Dana Tomeckova’s Everybody at Home bench symbolizes a crowded place where “five generations used to sit, meet, and get older,” while Matej Dubis’ Evolution invites the spectator to view the multi-functional object as a crib or playpen. Though Martin Zabka’s two-chaired McTatra bench is less communal, the way its backrests are carved represent a folk style from the Liptov region around the Tatra Mountains.
‘Gipsy Chair’. By Zuzana Sisovska. 2013. Project ‘Flowers for Slovakia’, Lost & Found Collection for Vitra. Photo by Peter Simonik. 2013.
Zuzana Sisovska constructed her Gipsy Chair working with a traditional, almost forgotten pattern known as “gipsy lace”. Roma women used to weave through “warp and weft” systems to craft corners of blankets, tether garments, or decorate ceremonial folk clothes. In the case for Lost & Found, the lace is woven into the seat of a modern office chair.
Kemper, Olah, and Lipkova saw Lost & Found as a dual educational opportunity for local designers to unravel their country’s roots and for foreign spectators to learn about Slovak heritage. Through design, usable objects provide levels of communication that contemporary art may lack.

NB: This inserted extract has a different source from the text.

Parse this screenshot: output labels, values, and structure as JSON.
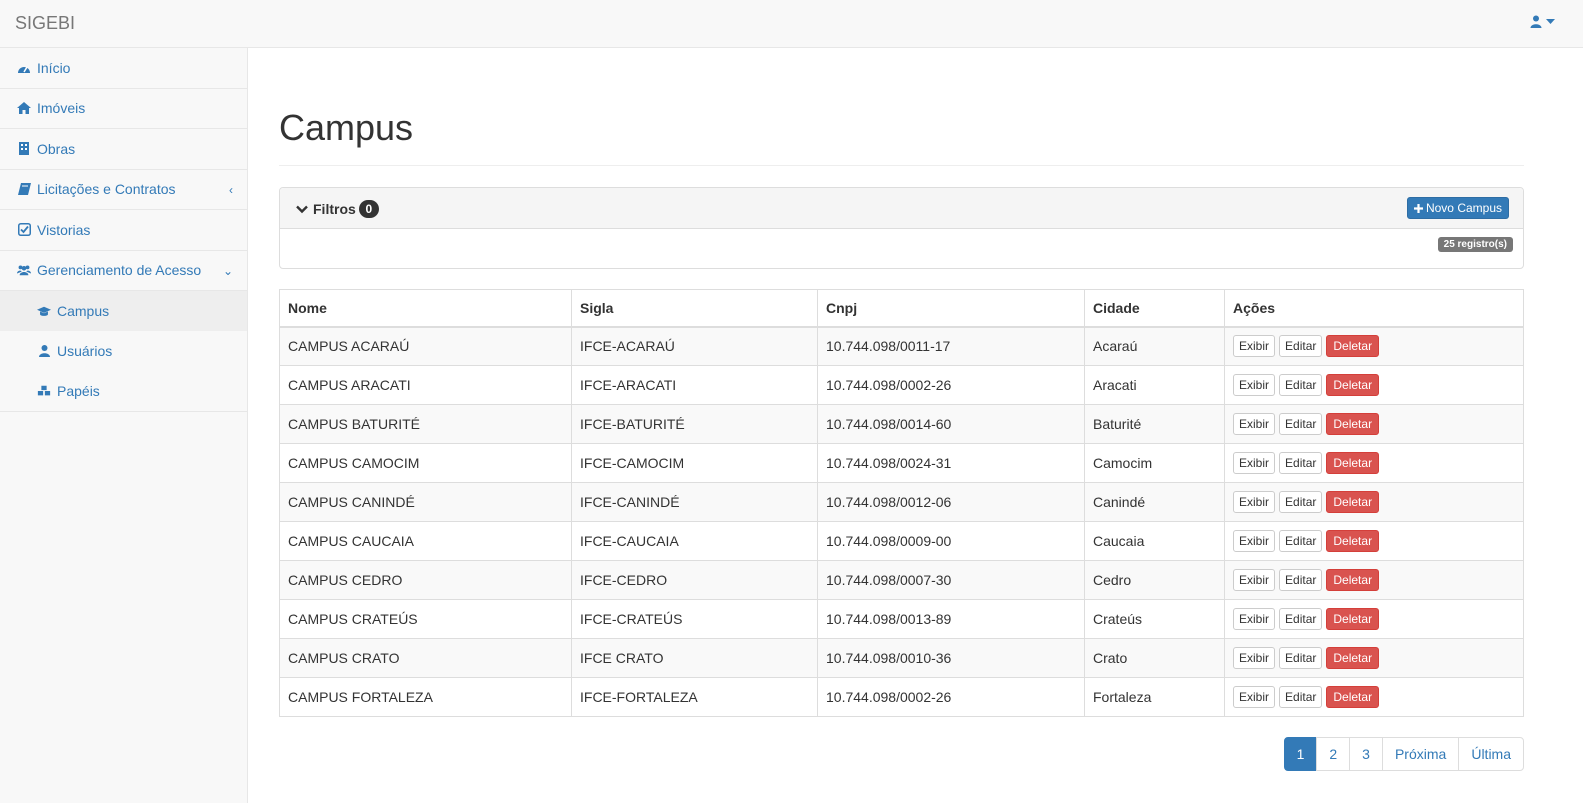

‘Twist Me’. By Stefan Noska. 2013. Project ‘Flowers for Slovakia’, Lost & Found Collection for Vitra. Photo by Peter Simonik. 2013
“People use furniture everyday, they understand its functions, therefore they can read the message very quickly and they can recognize the added value of the exhibited objects,” write the authors and manager. “In our case–the added value is the story of Slovakia.”